美喜は先週、安川高校の定期演奏会に行った。チケットが取りづらいほど人気の演奏会だが、丘が伝手で部員数人分を確保してくれた。ジャンケンで勝ったことで運よく行けたのだ。
「私は、自分で出てたから海原中はどんなのか知ってるし」
海原中はマーチングもする学校だ。だから、ステージドリルという、コンサートホールの舞台で演奏しながら隊列移動をするパフォーマンスが、毎年人気となっている。
「めっちゃ上手かった。熱量が違う感じだったなー」
「当たり前でしょ。ガチの部活だし」
何となく、智美と言葉を交わした。意外と、何ともなかった。
智美も、気にしている風はない。
「でもね、いっこ気になったのが」
「?」
「演奏会って初めて見たけど、皆顔が暗いんだよね。笑顔が無いって言うか。あと、目が合わない。お客と演奏者に、距離を感じた」
美喜は、そんな風に考えた事はなかった。中学校では吹いている最中に笑顔をつくる余裕なんてなかった。そんな顔をしていたら、顧問に怒鳴られたかもしれない。
「どういうこと?」
咲が尋ねると、智美が考える仕草をした。
「皆、楽譜とか指揮者しか見てないんだよね。お客さんは目の前にいるのに、目を合わせないの。例えるなら今こうやって話してる私と咲が、お互いに目を合わせずに会話してるようなものじゃない? それだとお互いの感情とかも分かりづらいし、盛り上がりにくいよね。私達はあなたを観ていますよ、伝えようとしていますよっていう気持ちが、目を合わせることでお客さんに伝わるんじゃないのかなって思うんだけど」
「なるほどねー」
咲が、何度も頷いている。
吹奏楽に触れたばかりの智美だからこその視点かもしれない。吹いている時に、そんなことを考える余裕はなかった。それに、演奏会とはそういうものだという意識が美喜にはあった。

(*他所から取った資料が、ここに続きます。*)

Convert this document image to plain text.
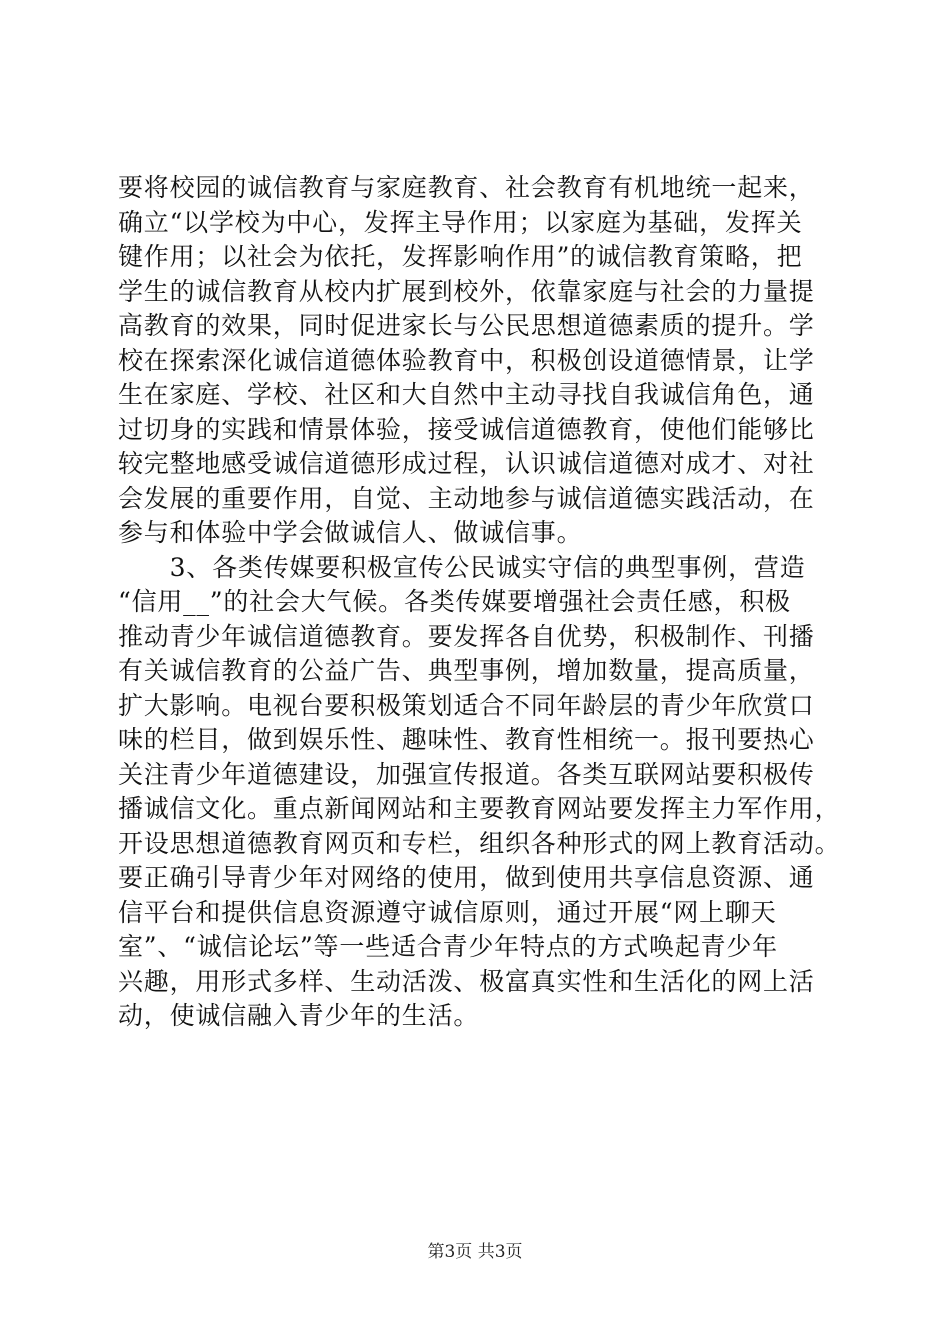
要将校园的诚信教育与家庭教育、社会教育有机地统一起来，
确立“以学校为中心，发挥主导作用；以家庭为基础，发挥关
键作用；以社会为依托，发挥影响作用”的诚信教育策略，把
学生的诚信教育从校内扩展到校外，依靠家庭与社会的力量提
高教育的效果，同时促进家长与公民思想道德素质的提升。学
校在探索深化诚信道德体验教育中，积极创设道德情景，让学
生在家庭、学校、社区和大自然中主动寻找自我诚信角色，通
过切身的实践和情景体验，接受诚信道德教育，使他们能够比
较完整地感受诚信道德形成过程，认识诚信道德对成才、对社
会发展的重要作用，自觉、主动地参与诚信道德实践活动，在
参与和体验中学会做诚信人、做诚信事。
　　3、各类传媒要积极宣传公民诚实守信的典型事例，营造
“信用__”的社会大气候。各类传媒要增强社会责任感，积极
推动青少年诚信道德教育。要发挥各自优势，积极制作、刊播
有关诚信教育的公益广告、典型事例，增加数量，提高质量，
扩大影响。电视台要积极策划适合不同年龄层的青少年欣赏口
味的栏目，做到娱乐性、趣味性、教育性相统一。报刊要热心
关注青少年道德建设，加强宣传报道。各类互联网站要积极传
播诚信文化。重点新闻网站和主要教育网站要发挥主力军作用，
开设思想道德教育网页和专栏，组织各种形式的网上教育活动。
要正确引导青少年对网络的使用，做到使用共享信息资源、通
信平台和提供信息资源遵守诚信原则，通过开展“网上聊天
室”、“诚信论坛”等一些适合青少年特点的方式唤起青少年
兴趣，用形式多样、生动活泼、极富真实性和生活化的网上活
动，使诚信融入青少年的生活。
第3页 共3页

思い返してみると、安川高校の人達は、皆とにかく笑っていた。入場する時、立った時、吹いている時。常に笑顔を絶やしていなかった。ポップスステージでのスタンドプレイなども、楽しそうに動く姿が印象的で華やかだったし、観ているこちらまで高揚してくる演奏だった。

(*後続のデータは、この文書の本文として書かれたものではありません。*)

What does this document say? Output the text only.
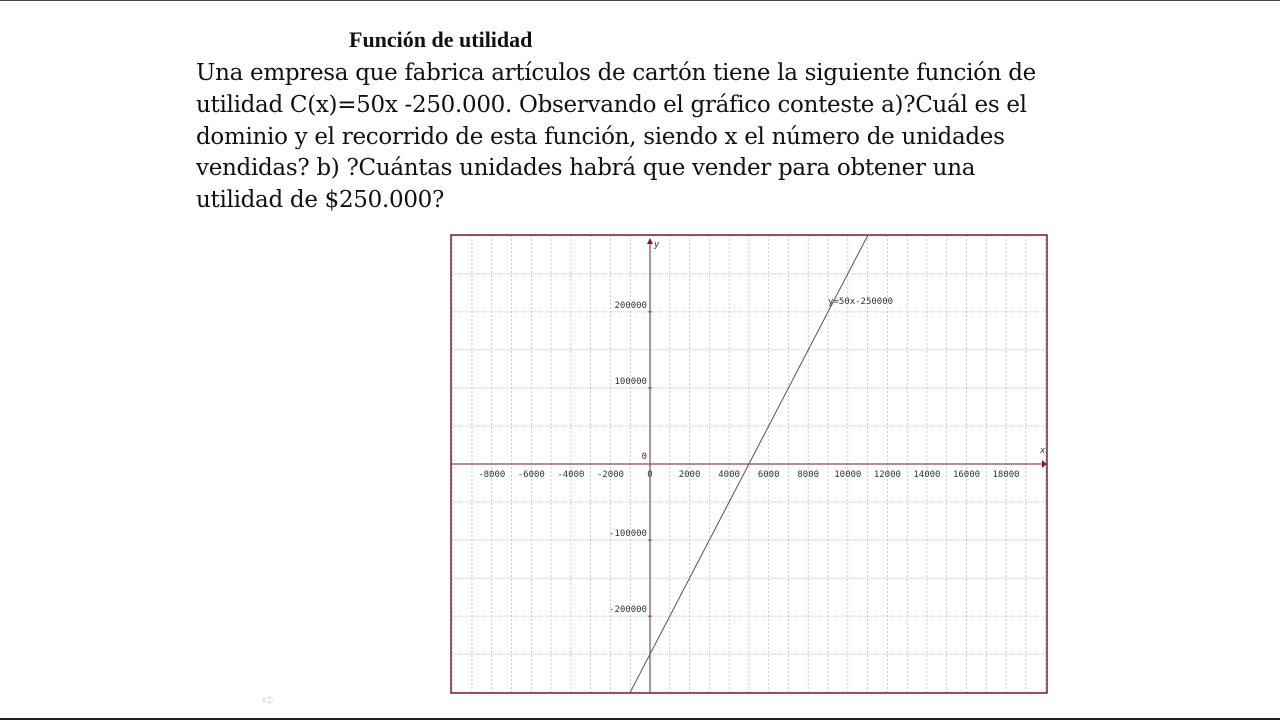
Función de utilidad
Una empresa que fabrica artículos de cartón tiene la siguiente función de
utilidad C(x)=50x -250.000. Observando el gráfico conteste a)?Cuál es el
dominio y el recorrido de esta función, siendo x el número de unidades
vendidas? b) ?Cuántas unidades habrá que vender para obtener una
utilidad de $250.000?
x
y
-8000 -6000 -4000 -2000	0	2000 4000 6000 8000 10000 12000 14000 16000 18000
200000
100000
0
-100000
-200000
y=50x-250000
➪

「……その意見、リーダーにも言ったほうが良いかもね」
「美喜がそう言うなら、言ってくる」
「!? 何、いきなり呼び捨てしてんの?」
「駄目なの?」
「駄目、とは言ってないけど」
「咲、岸田さん、じゃおかしいじゃん。私も智美でいいよ」
気恥ずかしくて、答えずに美喜はそっぽを向いた。いきなり距離を詰められると、どう反応して良いか分からなくなる。
苦笑しながら、智美が離れて行った。
「話すと、良い子でしょ」
咲が窺うようにこちらを見ている。
美喜はそれには答えず、濁すように茶を一口飲んだ。